I've been hankering for a little sea air for a while now, so on saturday I gave myself the space to stretch my legs and breathe in some salt and to think in a place where the wind could blow away my thoughts and the cold could cut through my densest reasoning.
I took the train to Cromer and walked, with the sea to my side, to Sheringham. For some reason I generally go from Sheringham to Cromer, cutting inland at West Runton, when I walk this stretch of coast. Funny how easy it is to get fixed in a habit. So for a small change I did it in reverse, which of course meant that I saw things differently, which maybe also allowed me an alternative view into my self too.
I've been wondering who I am of late.

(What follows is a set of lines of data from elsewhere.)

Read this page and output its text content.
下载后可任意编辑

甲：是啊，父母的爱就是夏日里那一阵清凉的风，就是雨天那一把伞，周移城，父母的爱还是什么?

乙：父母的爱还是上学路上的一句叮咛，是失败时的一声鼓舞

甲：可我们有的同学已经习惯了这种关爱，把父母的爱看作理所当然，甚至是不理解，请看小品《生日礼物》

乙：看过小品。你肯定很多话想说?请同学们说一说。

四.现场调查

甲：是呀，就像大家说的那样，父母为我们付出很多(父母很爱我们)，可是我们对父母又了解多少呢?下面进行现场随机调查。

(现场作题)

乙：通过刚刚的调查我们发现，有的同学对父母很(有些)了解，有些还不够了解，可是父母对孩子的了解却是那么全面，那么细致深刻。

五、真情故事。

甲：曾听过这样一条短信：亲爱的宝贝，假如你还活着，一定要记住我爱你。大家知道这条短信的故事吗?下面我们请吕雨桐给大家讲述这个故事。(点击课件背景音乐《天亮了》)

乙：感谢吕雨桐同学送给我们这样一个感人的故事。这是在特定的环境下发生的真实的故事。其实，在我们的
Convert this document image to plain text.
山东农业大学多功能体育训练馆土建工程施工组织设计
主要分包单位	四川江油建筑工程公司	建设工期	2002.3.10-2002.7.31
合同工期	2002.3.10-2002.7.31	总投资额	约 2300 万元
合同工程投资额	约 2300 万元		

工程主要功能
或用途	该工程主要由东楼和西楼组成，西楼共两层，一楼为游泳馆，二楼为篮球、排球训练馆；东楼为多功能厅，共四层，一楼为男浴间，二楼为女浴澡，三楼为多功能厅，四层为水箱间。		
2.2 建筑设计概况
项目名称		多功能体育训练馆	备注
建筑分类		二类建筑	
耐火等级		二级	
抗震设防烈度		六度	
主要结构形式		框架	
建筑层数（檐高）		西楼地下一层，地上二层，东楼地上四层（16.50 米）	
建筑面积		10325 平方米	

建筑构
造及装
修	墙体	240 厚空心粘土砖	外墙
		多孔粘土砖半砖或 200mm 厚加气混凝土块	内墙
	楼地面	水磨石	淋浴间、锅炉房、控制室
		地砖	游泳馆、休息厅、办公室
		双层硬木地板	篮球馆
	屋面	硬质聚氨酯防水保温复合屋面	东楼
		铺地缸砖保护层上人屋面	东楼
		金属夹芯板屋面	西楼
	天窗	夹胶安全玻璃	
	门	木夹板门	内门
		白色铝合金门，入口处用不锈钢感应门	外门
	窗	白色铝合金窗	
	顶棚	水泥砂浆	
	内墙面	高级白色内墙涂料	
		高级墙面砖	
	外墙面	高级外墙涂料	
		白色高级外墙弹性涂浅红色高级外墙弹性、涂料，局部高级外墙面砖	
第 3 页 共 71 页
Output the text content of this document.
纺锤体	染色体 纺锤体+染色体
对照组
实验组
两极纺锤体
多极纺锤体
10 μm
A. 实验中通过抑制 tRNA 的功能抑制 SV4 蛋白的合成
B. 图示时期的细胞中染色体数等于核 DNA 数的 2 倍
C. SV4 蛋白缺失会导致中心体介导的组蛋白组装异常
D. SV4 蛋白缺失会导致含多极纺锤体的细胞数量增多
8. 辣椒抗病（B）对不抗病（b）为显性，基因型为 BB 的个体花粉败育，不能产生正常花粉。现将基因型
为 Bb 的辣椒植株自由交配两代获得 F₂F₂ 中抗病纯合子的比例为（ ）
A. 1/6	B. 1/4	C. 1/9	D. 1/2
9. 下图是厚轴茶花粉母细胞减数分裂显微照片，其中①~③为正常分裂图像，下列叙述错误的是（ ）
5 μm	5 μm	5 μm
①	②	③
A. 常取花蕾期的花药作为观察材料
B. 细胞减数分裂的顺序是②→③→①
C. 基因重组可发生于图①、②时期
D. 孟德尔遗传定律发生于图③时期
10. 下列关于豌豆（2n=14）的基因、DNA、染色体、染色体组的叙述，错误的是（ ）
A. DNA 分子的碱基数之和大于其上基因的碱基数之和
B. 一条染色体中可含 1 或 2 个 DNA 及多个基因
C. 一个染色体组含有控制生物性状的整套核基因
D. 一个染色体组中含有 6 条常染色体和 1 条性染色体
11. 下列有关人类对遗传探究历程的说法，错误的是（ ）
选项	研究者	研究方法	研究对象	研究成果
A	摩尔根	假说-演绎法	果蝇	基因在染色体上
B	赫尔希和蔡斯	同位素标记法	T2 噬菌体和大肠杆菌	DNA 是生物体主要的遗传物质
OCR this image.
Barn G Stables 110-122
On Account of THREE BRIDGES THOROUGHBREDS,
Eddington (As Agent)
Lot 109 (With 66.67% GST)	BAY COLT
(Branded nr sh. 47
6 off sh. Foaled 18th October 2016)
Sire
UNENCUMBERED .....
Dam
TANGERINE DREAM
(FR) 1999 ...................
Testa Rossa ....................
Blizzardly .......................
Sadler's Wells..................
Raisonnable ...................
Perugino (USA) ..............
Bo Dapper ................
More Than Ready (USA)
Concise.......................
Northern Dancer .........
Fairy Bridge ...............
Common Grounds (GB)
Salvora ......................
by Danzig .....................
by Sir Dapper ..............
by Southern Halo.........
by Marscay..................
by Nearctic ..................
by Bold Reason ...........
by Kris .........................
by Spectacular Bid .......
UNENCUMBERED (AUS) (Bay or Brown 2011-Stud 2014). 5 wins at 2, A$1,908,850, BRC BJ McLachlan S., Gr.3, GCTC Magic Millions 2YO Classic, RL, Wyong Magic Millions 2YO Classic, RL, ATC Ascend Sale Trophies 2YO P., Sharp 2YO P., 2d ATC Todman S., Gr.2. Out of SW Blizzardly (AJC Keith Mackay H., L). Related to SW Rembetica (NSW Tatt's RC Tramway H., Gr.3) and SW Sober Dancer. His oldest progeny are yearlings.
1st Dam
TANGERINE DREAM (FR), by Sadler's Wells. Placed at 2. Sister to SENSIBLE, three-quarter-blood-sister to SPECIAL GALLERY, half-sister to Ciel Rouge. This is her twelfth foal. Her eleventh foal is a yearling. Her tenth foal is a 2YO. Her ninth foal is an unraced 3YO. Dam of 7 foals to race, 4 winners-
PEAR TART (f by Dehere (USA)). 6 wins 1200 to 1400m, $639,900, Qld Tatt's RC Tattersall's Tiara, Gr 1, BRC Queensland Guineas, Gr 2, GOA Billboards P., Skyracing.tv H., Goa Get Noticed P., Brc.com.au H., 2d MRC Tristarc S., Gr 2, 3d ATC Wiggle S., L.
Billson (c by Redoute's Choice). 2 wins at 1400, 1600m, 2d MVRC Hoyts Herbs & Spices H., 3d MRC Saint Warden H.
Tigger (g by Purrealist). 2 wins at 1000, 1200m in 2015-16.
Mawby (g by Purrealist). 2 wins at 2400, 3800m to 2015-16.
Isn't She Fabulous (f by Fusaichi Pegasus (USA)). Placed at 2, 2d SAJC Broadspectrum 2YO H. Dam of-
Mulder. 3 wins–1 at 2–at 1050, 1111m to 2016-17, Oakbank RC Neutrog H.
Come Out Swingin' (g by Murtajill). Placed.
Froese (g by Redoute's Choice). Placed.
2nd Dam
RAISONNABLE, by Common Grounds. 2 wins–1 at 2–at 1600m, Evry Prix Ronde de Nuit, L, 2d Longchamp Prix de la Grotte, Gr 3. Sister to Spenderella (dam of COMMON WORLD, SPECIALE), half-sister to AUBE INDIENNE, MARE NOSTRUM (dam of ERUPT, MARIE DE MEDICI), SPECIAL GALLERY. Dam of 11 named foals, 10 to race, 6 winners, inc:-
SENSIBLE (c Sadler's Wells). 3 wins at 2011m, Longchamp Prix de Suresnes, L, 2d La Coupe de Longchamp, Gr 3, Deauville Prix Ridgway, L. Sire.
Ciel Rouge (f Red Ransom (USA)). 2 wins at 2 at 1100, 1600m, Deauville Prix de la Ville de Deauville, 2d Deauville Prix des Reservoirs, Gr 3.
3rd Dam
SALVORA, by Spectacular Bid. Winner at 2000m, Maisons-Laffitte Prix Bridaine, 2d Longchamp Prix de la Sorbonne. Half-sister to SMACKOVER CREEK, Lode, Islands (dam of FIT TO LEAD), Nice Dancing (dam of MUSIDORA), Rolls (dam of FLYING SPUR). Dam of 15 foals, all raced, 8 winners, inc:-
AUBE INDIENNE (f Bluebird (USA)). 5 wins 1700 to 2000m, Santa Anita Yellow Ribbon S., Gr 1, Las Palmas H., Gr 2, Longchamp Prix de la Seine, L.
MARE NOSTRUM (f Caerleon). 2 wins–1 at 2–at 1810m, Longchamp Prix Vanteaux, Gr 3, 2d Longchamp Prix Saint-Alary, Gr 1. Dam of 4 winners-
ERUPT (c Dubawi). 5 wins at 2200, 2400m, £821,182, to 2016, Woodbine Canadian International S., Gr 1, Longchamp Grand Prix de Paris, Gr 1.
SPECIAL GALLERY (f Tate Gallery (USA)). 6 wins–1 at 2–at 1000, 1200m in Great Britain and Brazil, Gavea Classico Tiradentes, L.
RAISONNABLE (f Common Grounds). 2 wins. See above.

A beach walk with photographs to prove my existence in a time and place perhaps offers me something more substantial than my ongoing life which feels insecure. Maybe it is the lack of witness that makes it feel that way.
I know that doubt and uncertainty are often creative fields to plough but with the sense of possibility comes also fear, fear of the unknown, fear of change and fear of making a mistake. I'm a bit prone to fear. It is a feeling that I battle in situations that don't require fear at all. Battling with that level of anxiety is quite disabling.
I'm not quite sure why that has come up whilst writing this blog post, which is nominally about a walk on a beach, but I think maybe it is pertinent to my being, my work, my integrity, and who I am, so I'll leave it in and make a casual assumption that blogs are alot like diaries and not read by many people other than the writer.
This photo is my favourite from my walk. It is looking back at Cromer pier from some distance and I like the reflections of the sky and cliffs on the wet sand.